Plusieurs autres expositions en marge de l’officialité méritent un arrêt. L’Anima della Pietra de Fabrizio Plessi à l’Istituto Veneto di Scienze, Lettere ed Arti, sis au palais Loredan, réinterprète le «Panthéon vénitien», une collection de bustes en marbre constituée en 1847 pour immortaliser les plus célèbres représentants de l’histoire de l’art de la Sérénissime. Le mélange des genres permet à Plessi de confirmer la théorie de Michel-Ange: tout matériau brut contient dans son noyau l’œuvre achevée.

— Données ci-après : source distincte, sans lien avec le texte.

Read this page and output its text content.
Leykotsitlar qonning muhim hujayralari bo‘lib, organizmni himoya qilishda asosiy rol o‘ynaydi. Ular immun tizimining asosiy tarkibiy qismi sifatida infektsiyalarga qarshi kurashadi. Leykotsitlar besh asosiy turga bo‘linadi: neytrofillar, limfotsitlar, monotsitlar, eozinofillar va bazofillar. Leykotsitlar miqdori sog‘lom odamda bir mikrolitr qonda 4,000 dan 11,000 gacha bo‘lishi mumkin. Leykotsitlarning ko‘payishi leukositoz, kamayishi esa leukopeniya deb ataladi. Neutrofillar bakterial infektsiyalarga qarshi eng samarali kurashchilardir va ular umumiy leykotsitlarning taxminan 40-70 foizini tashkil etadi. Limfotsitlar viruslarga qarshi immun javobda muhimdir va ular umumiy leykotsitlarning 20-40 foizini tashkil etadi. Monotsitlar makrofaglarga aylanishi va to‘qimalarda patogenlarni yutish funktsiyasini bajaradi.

C’est d’ailleurs en usant de la même confrontation entre histoire et modernité, que Plessi installe des télévisions dans les gondoles du garage de la Ca’ d’Oro, pour L’Anima dell’ Acqua – Contemporary Art, qui offre, parmi d’autres interventions moins convaincantes, le rare plaisir de voir d’anciennes vidéos de Bill Viola consacrées au parcours de la vie, dans de subtils allers-retours de la naissance à la mort.Mona Hatoum occupe la Fondazione Querini Stampalia selon un double itinéraire : une succession de sculptures et d’installations de grande dimension dans les salles supérieures, et d’infimes modifications dans la présentation des collections d’objets usuels et d’objets de vertu1 et dans les salles de peinture. Le spectateur se trouve contraint de «modifier la focale» de son regard et son appréhension de l’art.Hors Biennale, mais inaugurée à cette occasion, la Punta della Dogana, restaurée avec sensibilité par Tadao Ando: le sauvetage de ce monument historique, totalement en ruine, permet à François Pinault d’y abriter une partie des acquisitions récentes de ses collections, et de vouer résolument Venise au tout-puissant marché de l’art.